Robert Hickmott assesses the upcoming meeting at Flemington as the defining day of the spring for his stable stars Schabau and Django Freeman as they both need to win to catapult their way into spring features.
From past experience, Hickmott knows how important it is to win on Turnbull Stakes day as he has had great success at this meeting previously.
Twice when he was in charge of Lloyd Williams’ team at Mount Macedon he prepared horses for victories on the corresponding program and they later won the Melbourne Cup.
They were Green Moon, who took out the 2012 Turnbull Stakes, and Almandin who won the 2016 The Bart Cummings.
He also trained Mourayan (2011) and Tanby (2012) to success in The Bart Cummings and claimed the 2012 Turnbull Stakes with Zipping.
For his pair of stayers this Saturday it is doubly important as they need to win to get into their spring targets.
Schabau will run in The Bart Cummings over 2500 metres and he needs a victory to get into the Melbourne Cup as he is number 72 in the qualifying order.
The winner of The Bart Cummings earns automatic entry into the Cup.
Django Freeman will run in the Turnbull Stakes over 2000 metres and he also needs to win to force his way into the Caulfield Cup, where he is also number 72 in the qualifying order.
Hickmott said the former German stayers were both revelling in the cold weather at Mount Macedon where it snowed on Friday.
“They’ll have their last gallop at Bendigo early this week but they’re both ready to go,” Hickmott said.

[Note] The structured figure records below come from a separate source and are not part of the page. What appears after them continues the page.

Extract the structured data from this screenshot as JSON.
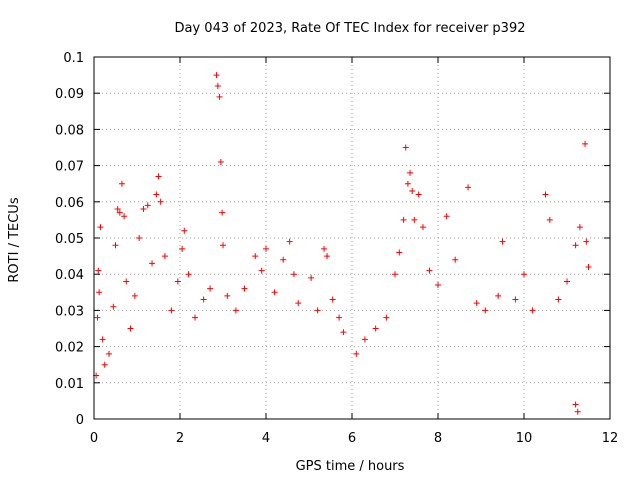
{
  "chart_data": {
    "type": "scatter",
    "title": "Day 043 of 2023, Rate Of TEC Index for receiver p392",
    "xlabel": "GPS time / hours",
    "ylabel": "ROTI / TECUs",
    "xlim": [
      0,
      12
    ],
    "ylim": [
      0,
      0.1
    ],
    "x_ticks": [
      "0",
      "2",
      "4",
      "6",
      "8",
      "10",
      "12"
    ],
    "y_ticks": [
      "0",
      "0.01",
      "0.02",
      "0.03",
      "0.04",
      "0.05",
      "0.06",
      "0.07",
      "0.08",
      "0.09",
      "0.1"
    ],
    "grid": true,
    "marker": "+",
    "point_color": "#ff0000",
    "series": [
      {
        "name": "",
        "points": [
          [
            0.05,
            0.012
          ],
          [
            0.08,
            0.028
          ],
          [
            0.1,
            0.041
          ],
          [
            0.12,
            0.035
          ],
          [
            0.15,
            0.053
          ],
          [
            0.2,
            0.022
          ],
          [
            0.25,
            0.015
          ],
          [
            0.35,
            0.018
          ],
          [
            0.45,
            0.031
          ],
          [
            0.5,
            0.048
          ],
          [
            0.55,
            0.058
          ],
          [
            0.6,
            0.057
          ],
          [
            0.65,
            0.065
          ],
          [
            0.7,
            0.056
          ],
          [
            0.75,
            0.038
          ],
          [
            0.85,
            0.025
          ],
          [
            0.95,
            0.034
          ],
          [
            1.05,
            0.05
          ],
          [
            1.15,
            0.058
          ],
          [
            1.25,
            0.059
          ],
          [
            1.35,
            0.043
          ],
          [
            1.45,
            0.062
          ],
          [
            1.5,
            0.067
          ],
          [
            1.55,
            0.06
          ],
          [
            1.65,
            0.045
          ],
          [
            1.8,
            0.03
          ],
          [
            1.95,
            0.038
          ],
          [
            2.05,
            0.047
          ],
          [
            2.1,
            0.052
          ],
          [
            2.2,
            0.04
          ],
          [
            2.35,
            0.028
          ],
          [
            2.55,
            0.033
          ],
          [
            2.7,
            0.036
          ],
          [
            2.85,
            0.095
          ],
          [
            2.88,
            0.092
          ],
          [
            2.92,
            0.089
          ],
          [
            2.95,
            0.071
          ],
          [
            2.98,
            0.057
          ],
          [
            3.0,
            0.048
          ],
          [
            3.1,
            0.034
          ],
          [
            3.3,
            0.03
          ],
          [
            3.5,
            0.036
          ],
          [
            3.75,
            0.045
          ],
          [
            3.9,
            0.041
          ],
          [
            4.0,
            0.047
          ],
          [
            4.2,
            0.035
          ],
          [
            4.4,
            0.044
          ],
          [
            4.55,
            0.049
          ],
          [
            4.65,
            0.04
          ],
          [
            4.75,
            0.032
          ],
          [
            5.05,
            0.039
          ],
          [
            5.2,
            0.03
          ],
          [
            5.35,
            0.047
          ],
          [
            5.42,
            0.045
          ],
          [
            5.55,
            0.033
          ],
          [
            5.7,
            0.028
          ],
          [
            5.8,
            0.024
          ],
          [
            6.1,
            0.018
          ],
          [
            6.3,
            0.022
          ],
          [
            6.55,
            0.025
          ],
          [
            6.8,
            0.028
          ],
          [
            7.0,
            0.04
          ],
          [
            7.1,
            0.046
          ],
          [
            7.2,
            0.055
          ],
          [
            7.25,
            0.075
          ],
          [
            7.3,
            0.065
          ],
          [
            7.35,
            0.068
          ],
          [
            7.4,
            0.063
          ],
          [
            7.45,
            0.055
          ],
          [
            7.55,
            0.062
          ],
          [
            7.65,
            0.053
          ],
          [
            7.8,
            0.041
          ],
          [
            8.0,
            0.037
          ],
          [
            8.2,
            0.056
          ],
          [
            8.4,
            0.044
          ],
          [
            8.7,
            0.064
          ],
          [
            8.9,
            0.032
          ],
          [
            9.1,
            0.03
          ],
          [
            9.4,
            0.034
          ],
          [
            9.5,
            0.049
          ],
          [
            9.8,
            0.033
          ],
          [
            10.0,
            0.04
          ],
          [
            10.2,
            0.03
          ],
          [
            10.5,
            0.062
          ],
          [
            10.6,
            0.055
          ],
          [
            10.8,
            0.033
          ],
          [
            11.0,
            0.038
          ],
          [
            11.2,
            0.048
          ],
          [
            11.3,
            0.053
          ],
          [
            11.42,
            0.076
          ],
          [
            11.45,
            0.049
          ],
          [
            11.5,
            0.042
          ],
          [
            11.2,
            0.004
          ],
          [
            11.25,
            0.002
          ]
        ]
      }
    ]
  }
}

Django Freeman has had three Australian starts this year for three placings. At his most recent he finished second to The Chosen One over 1700 metres at Flemington.
“He’ll strip a lot fitter. He’s lost ten kilos since his last run and he’s got good muscle definition,” Hickmott said.
“This is a nice race and he’ll get in with a nice weight of 54-1/2 kilos and he’s got Luke Nolen on. There’s a lot of positives but the query is whether he is up to this class.”
Schabau finished third at Flemington at his last start over 2500 metres behind Lord Belvedere.
“He was vulnerable late but he battled away quite well,” Hickmott said.
“He had a good blow after the race. Maybe he was a bit fresh and lacked a bit of fitness which was a bit of trainer and jockey error.”